US20250238991
2025-07-24
Physics
G06T13/40
The patent application describes a method for generating augmented reality (AR) instructional content utilizing generative artificial intelligence. This method allows users to create AR instructions from text descriptions without requiring programming or motion capture. The system integrates virtual avatar animations to demonstrate tasks, enhancing the realism and engagement of the AR experience. It also addresses the challenge of context-awareness by blending physical reality with virtual elements.
Augmented Reality instructions offer an immersive learning experience by overlaying digital content on physical environments, helping users visualize and practice complex tasks.

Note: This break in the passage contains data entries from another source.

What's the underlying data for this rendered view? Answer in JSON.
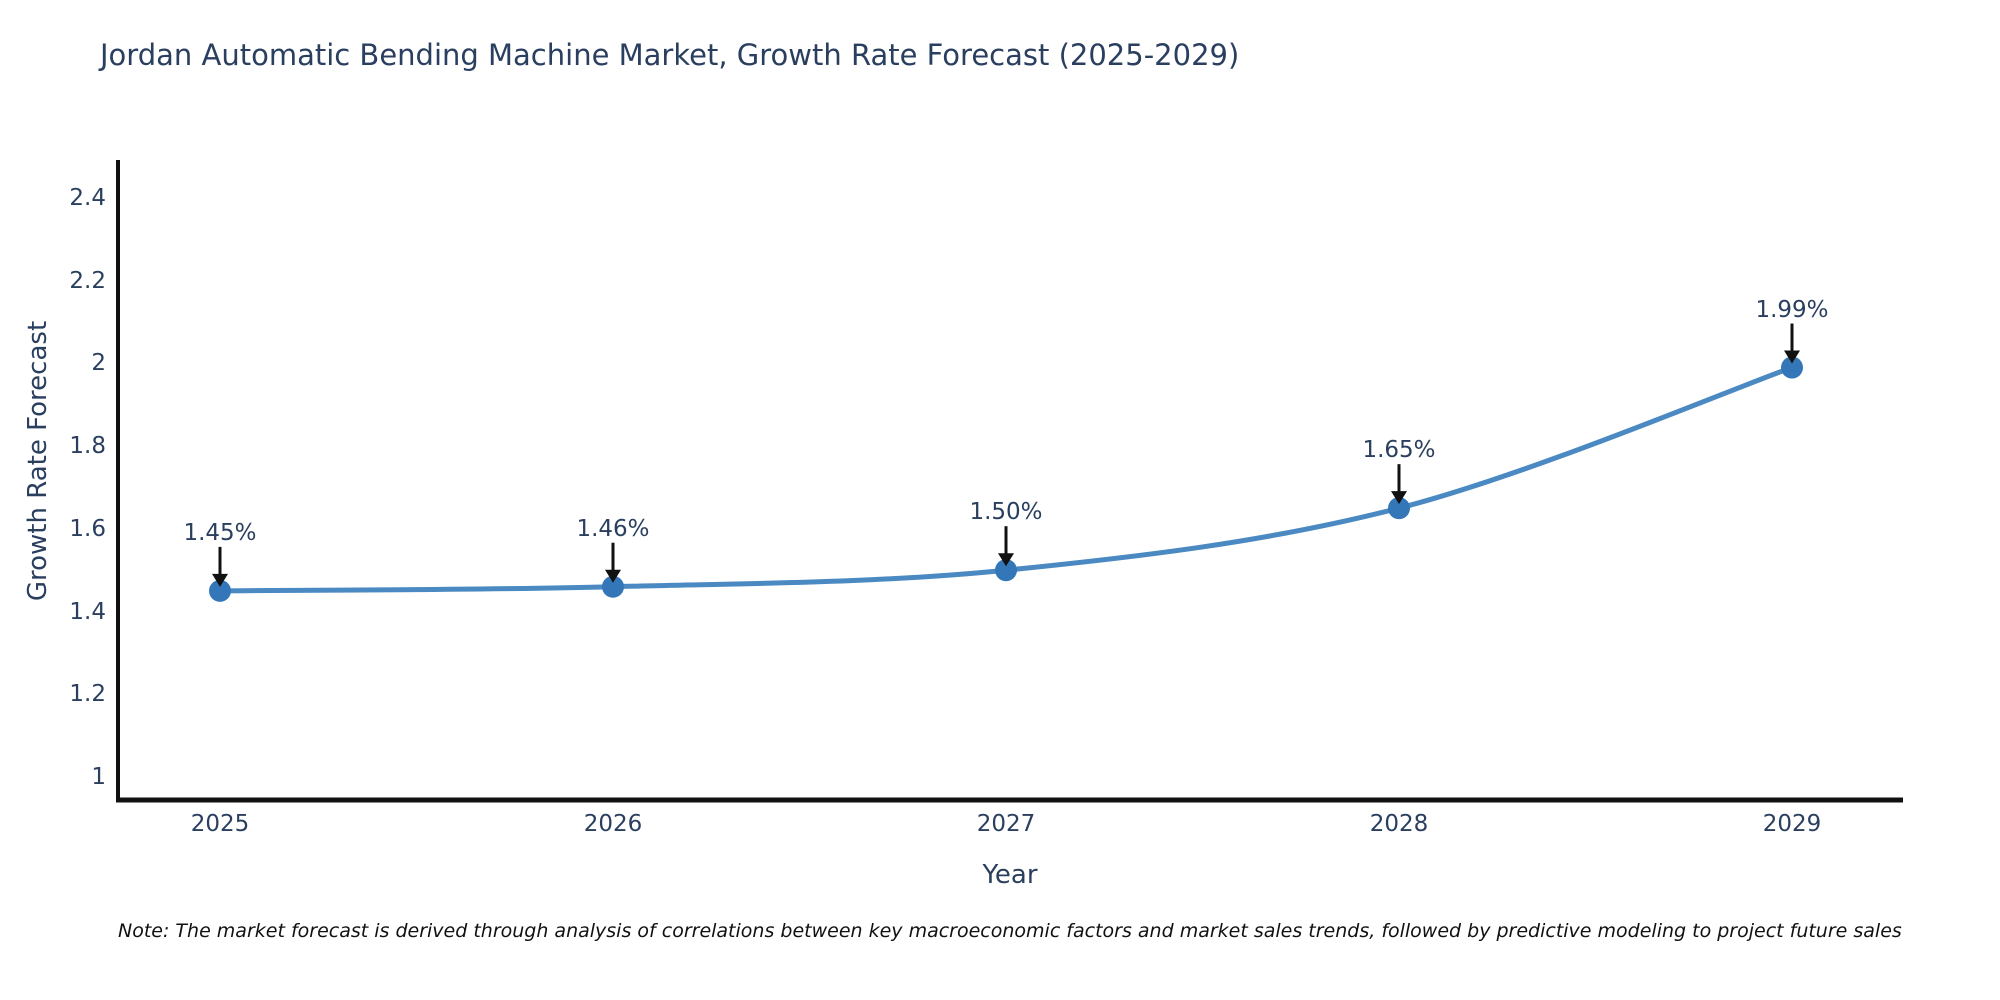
{
  "page": {
    "background_color": "#ffffff"
  },
  "chart_data": {
    "type": "line",
    "title": "Jordan Automatic Bending Machine Market, Growth Rate Forecast (2025-2029)",
    "xlabel": "Year",
    "ylabel": "Growth Rate Forecast",
    "categories": [
      "2025",
      "2026",
      "2027",
      "2028",
      "2029"
    ],
    "series": [
      {
        "name": "Growth Rate Forecast",
        "values": [
          1.45,
          1.46,
          1.5,
          1.65,
          1.99
        ]
      }
    ],
    "point_labels": [
      "1.45%",
      "1.46%",
      "1.50%",
      "1.65%",
      "1.99%"
    ],
    "ytick_values": [
      1,
      1.2,
      1.4,
      1.6,
      1.8,
      2,
      2.2,
      2.4
    ],
    "ytick_labels": [
      "1",
      "1.2",
      "1.4",
      "1.6",
      "1.8",
      "2",
      "2.2",
      "2.4"
    ],
    "ylim": [
      0.94,
      2.49
    ],
    "grid": false,
    "legend_position": "none",
    "line_shape": "spline",
    "annotation_arrows": true,
    "colors": {
      "line": "#4a89c2",
      "marker": "#3477b8",
      "axis": "#111111",
      "text": "#2a3f5f",
      "arrow": "#111111",
      "note": "#111111"
    },
    "note": "Note: The market forecast is derived through analysis of correlations between key macroeconomic factors and market sales trends, followed by predictive modeling to project future sales"
  }
}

Traditional methods for creating animated humanoid avatars in AR require programming skills, posing a barrier for many users. Alternatives like embodied demonstration simplify avatar creation but still depend on motion capture hardware. The emergence of Generative Artificial Intelligence (Gen-AI) offers a solution by enabling content creation through intuitive user inputs, though it often lacks contextual awareness crucial for effective AR instruction.
The disclosed method involves receiving natural language descriptions of tasks from users and generating step-by-step text instructions using a machine learning model. It captures contextual information about the environment where the task will occur, using sensors to gather spatial data. This information is used alongside text instructions to create animations of virtual avatars performing the task, which are then displayed through AR or VR devices, providing contextually aware instructional content.

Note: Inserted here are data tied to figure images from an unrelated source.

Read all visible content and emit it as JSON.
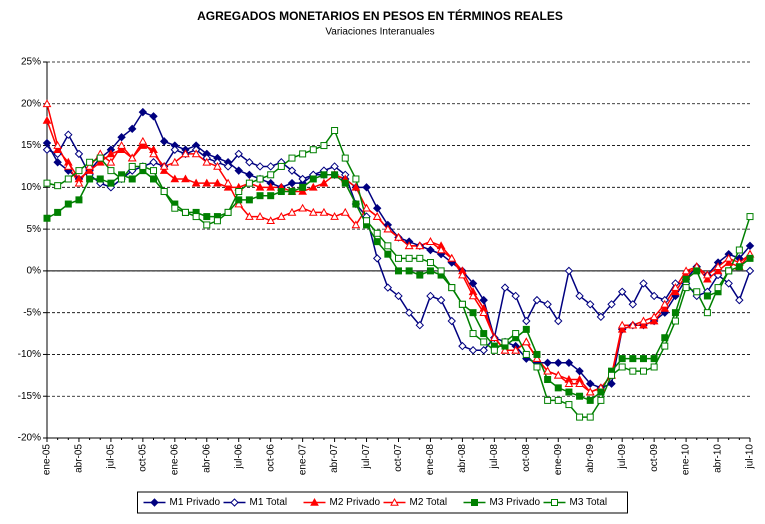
{
  "chart_data": {
    "type": "line",
    "title": "AGREGADOS MONETARIOS EN PESOS EN TÉRMINOS REALES",
    "subtitle": "Variaciones Interanuales",
    "categories": [
      "ene-05",
      null,
      null,
      "abr-05",
      null,
      null,
      "jul-05",
      null,
      null,
      "oct-05",
      null,
      null,
      "ene-06",
      null,
      null,
      "abr-06",
      null,
      null,
      "jul-06",
      null,
      null,
      "oct-06",
      null,
      null,
      "ene-07",
      null,
      null,
      "abr-07",
      null,
      null,
      "jul-07",
      null,
      null,
      "oct-07",
      null,
      null,
      "ene-08",
      null,
      null,
      "abr-08",
      null,
      null,
      "jul-08",
      null,
      null,
      "oct-08",
      null,
      null,
      "ene-09",
      null,
      null,
      "abr-09",
      null,
      null,
      "jul-09",
      null,
      null,
      "oct-09",
      null,
      null,
      "ene-10",
      null,
      null,
      "abr-10",
      null,
      null,
      "jul-10"
    ],
    "ylim": [
      -20,
      25
    ],
    "yticks": [
      {
        "value": -20,
        "label": "-20%"
      },
      {
        "value": -15,
        "label": "-15%"
      },
      {
        "value": -10,
        "label": "-10%"
      },
      {
        "value": -5,
        "label": "-5%"
      },
      {
        "value": 0,
        "label": "0%"
      },
      {
        "value": 5,
        "label": "5%"
      },
      {
        "value": 10,
        "label": "10%"
      },
      {
        "value": 15,
        "label": "15%"
      },
      {
        "value": 20,
        "label": "20%"
      },
      {
        "value": 25,
        "label": "25%"
      }
    ],
    "grid": true,
    "legend": "bottom",
    "series": [
      {
        "name": "M1 Privado",
        "color": "#000080",
        "marker": "diamond",
        "filled": true,
        "values": [
          15.3,
          13,
          12,
          11,
          12,
          13.5,
          14.5,
          16,
          17,
          19,
          18.5,
          15.5,
          15,
          14.5,
          15,
          14,
          13.5,
          13,
          12,
          11.5,
          11,
          10.5,
          10,
          10.5,
          10.5,
          11.5,
          11.5,
          11.5,
          11,
          10,
          10,
          7.5,
          5.5,
          4,
          3.5,
          3,
          2.5,
          2,
          1,
          0,
          -1.5,
          -3.5,
          -8,
          -8.5,
          -9,
          -10.5,
          -11,
          -11,
          -11,
          -11,
          -12,
          -13.5,
          -14,
          -13.5,
          -7,
          -6.5,
          -6.5,
          -6,
          -5,
          -3,
          -1,
          0.5,
          -0.5,
          1,
          2,
          1.5,
          3
        ]
      },
      {
        "name": "M1 Total",
        "color": "#000080",
        "marker": "diamond",
        "filled": false,
        "values": [
          14.5,
          14,
          16.3,
          14,
          11.5,
          10.5,
          10,
          11,
          12,
          12.5,
          13,
          12.5,
          14.5,
          14,
          14.5,
          13.5,
          13,
          12.5,
          14,
          13,
          12.5,
          12.5,
          13,
          12,
          11,
          11.5,
          12,
          12.5,
          11.5,
          8,
          6.5,
          1.5,
          -2,
          -3,
          -5,
          -6.5,
          -3,
          -3.5,
          -6,
          -9,
          -9.5,
          -9.5,
          -8,
          -2,
          -3,
          -6,
          -3.5,
          -4,
          -6,
          0,
          -3,
          -4,
          -5.5,
          -4,
          -2.5,
          -4,
          -1.5,
          -3,
          -3.5,
          -1.5,
          -1.5,
          -3,
          -2.5,
          -0.5,
          -1.5,
          -3.5,
          0
        ]
      },
      {
        "name": "M2 Privado",
        "color": "#ff0000",
        "marker": "triangle",
        "filled": true,
        "values": [
          18,
          14.5,
          13,
          11,
          12,
          13,
          14,
          14.5,
          13.5,
          15,
          14.5,
          12,
          11,
          11,
          10.5,
          10.5,
          10.5,
          10,
          10,
          10.5,
          10,
          10,
          10,
          9.5,
          9.5,
          10,
          10.5,
          11.5,
          11,
          10,
          7.5,
          6.5,
          5,
          4,
          3,
          3,
          3.5,
          3,
          1.5,
          0,
          -2.5,
          -4.5,
          -8,
          -9.5,
          -9.5,
          -8.5,
          -10.5,
          -12,
          -12.5,
          -13,
          -13,
          -14.5,
          -14,
          -12.5,
          -7,
          -6.5,
          -6.5,
          -6,
          -4.5,
          -2.5,
          -0.5,
          0.5,
          -1,
          0,
          1,
          0.5,
          2
        ]
      },
      {
        "name": "M2 Total",
        "color": "#ff0000",
        "marker": "triangle",
        "filled": false,
        "values": [
          20,
          15,
          12.5,
          10.5,
          12.5,
          14,
          13,
          15,
          13.5,
          15.5,
          14,
          12.5,
          13,
          14,
          14,
          13,
          12.5,
          10.5,
          8,
          6.5,
          6.5,
          6,
          6.5,
          7,
          7.5,
          7,
          7,
          6.5,
          7,
          5.5,
          7.5,
          6.5,
          5,
          4,
          3,
          3,
          3.5,
          2.5,
          1.5,
          -0.5,
          -3,
          -5,
          -8,
          -9.5,
          -9.5,
          -8.5,
          -10.5,
          -12,
          -12.5,
          -13.5,
          -13.5,
          -14.5,
          -14,
          -12.5,
          -6.5,
          -6.5,
          -6,
          -5.5,
          -4,
          -2,
          0,
          0.5,
          -0.5,
          0.5,
          1.5,
          1,
          2
        ]
      },
      {
        "name": "M3 Privado",
        "color": "#008000",
        "marker": "square",
        "filled": true,
        "values": [
          6.3,
          7,
          8,
          8.5,
          11,
          11,
          10.5,
          11.5,
          11,
          12,
          11,
          9.5,
          8,
          7,
          7,
          6.5,
          6.5,
          7,
          8.5,
          8.5,
          9,
          9,
          9.5,
          9.5,
          10,
          11,
          11.5,
          11.5,
          10.5,
          8,
          5.5,
          3.5,
          2,
          0,
          0,
          -0.5,
          0,
          -0.5,
          -2,
          -4,
          -5,
          -7.5,
          -9,
          -9,
          -8,
          -7,
          -10,
          -13,
          -14,
          -14.5,
          -15,
          -15.5,
          -14.5,
          -12,
          -10.5,
          -10.5,
          -10.5,
          -10.5,
          -8,
          -5,
          -1,
          0,
          -3,
          -2.5,
          0,
          0.5,
          1.5
        ]
      },
      {
        "name": "M3 Total",
        "color": "#008000",
        "marker": "square",
        "filled": false,
        "values": [
          10.5,
          10.2,
          11,
          12,
          13,
          13.5,
          12,
          11,
          12.5,
          12.5,
          12,
          9.5,
          7.5,
          7,
          6.5,
          5.5,
          6,
          7,
          9.5,
          10.5,
          11,
          11.5,
          12.5,
          13.5,
          14,
          14.5,
          15,
          16.8,
          13.5,
          11,
          6,
          4.5,
          3,
          1.5,
          1.5,
          1.5,
          1,
          0,
          -2,
          -4,
          -7.5,
          -8.5,
          -9.5,
          -8.5,
          -7.5,
          -10,
          -11.5,
          -15.5,
          -15.5,
          -16,
          -17.5,
          -17.5,
          -15.5,
          -12.5,
          -11.5,
          -12,
          -12,
          -11.5,
          -9,
          -6,
          -2,
          -2.5,
          -5,
          -2,
          0,
          2.5,
          6.5
        ]
      }
    ]
  }
}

The AR instruction authoring system aims to deliver spatially aware content that aligns with real-world environments. It ensures seamless transitions between interactions and allows demonstrations at varying scales, adapting to user preferences for viewing perspectives. Users can choose between a third-person view or a first-person view, influencing the avatar's scale and interactions. The system also offers flexibility in editing and modifying instructional content, enhancing user control over the generated materials.

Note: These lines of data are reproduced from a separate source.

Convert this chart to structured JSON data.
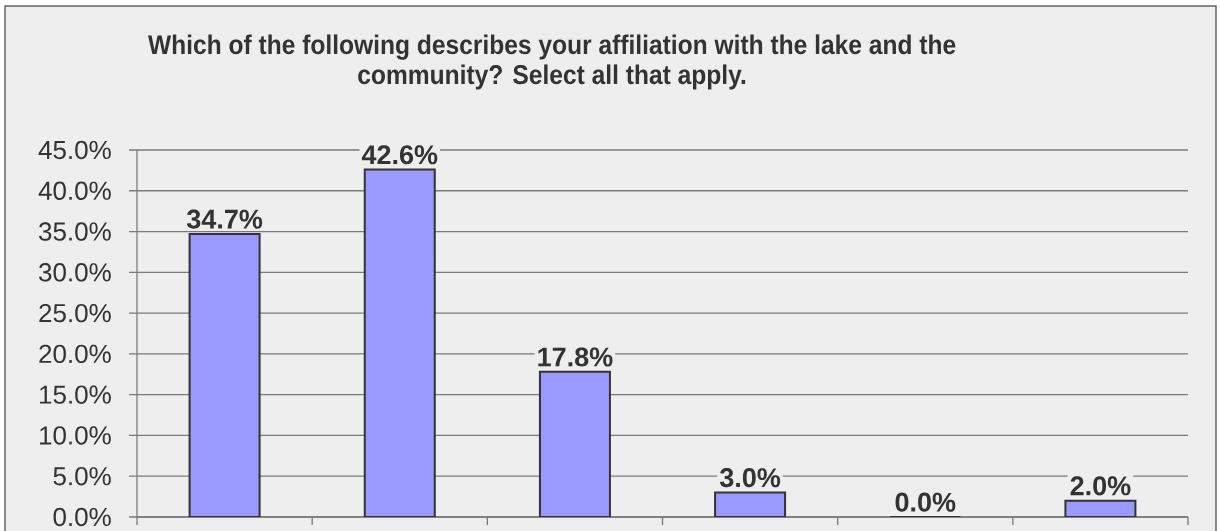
{
  "chart_data": {
    "type": "bar",
    "title": "Which of the following describes your affiliation with the lake and the community? Select all that apply.",
    "categories": [
      null,
      null,
      null,
      null,
      null,
      null
    ],
    "values": [
      34.7,
      42.6,
      17.8,
      3.0,
      0.0,
      2.0
    ],
    "value_labels": [
      "34.7%",
      "42.6%",
      "17.8%",
      "3.0%",
      "0.0%",
      "2.0%"
    ],
    "color": "#9999ff",
    "ylim": [
      0,
      45
    ],
    "yticks": [
      {
        "value": 0,
        "label": "0.0%"
      },
      {
        "value": 5,
        "label": "5.0%"
      },
      {
        "value": 10,
        "label": "10.0%"
      },
      {
        "value": 15,
        "label": "15.0%"
      },
      {
        "value": 20,
        "label": "20.0%"
      },
      {
        "value": 25,
        "label": "25.0%"
      },
      {
        "value": 30,
        "label": "30.0%"
      },
      {
        "value": 35,
        "label": "35.0%"
      },
      {
        "value": 40,
        "label": "40.0%"
      },
      {
        "value": 45,
        "label": "45.0%"
      }
    ],
    "grid": "y"
  }
}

The system operates through a head-mounted AR device that presents an interface for user interaction. Users provide natural language inputs to describe tasks and can refine generated step-by-step instructions displayed in the interface. By moving through their environment and capturing images with the device, users supply additional context that informs the creation of virtual avatar animations. This process allows the system to generate contextually informed AR content tailored to specific environments and tasks.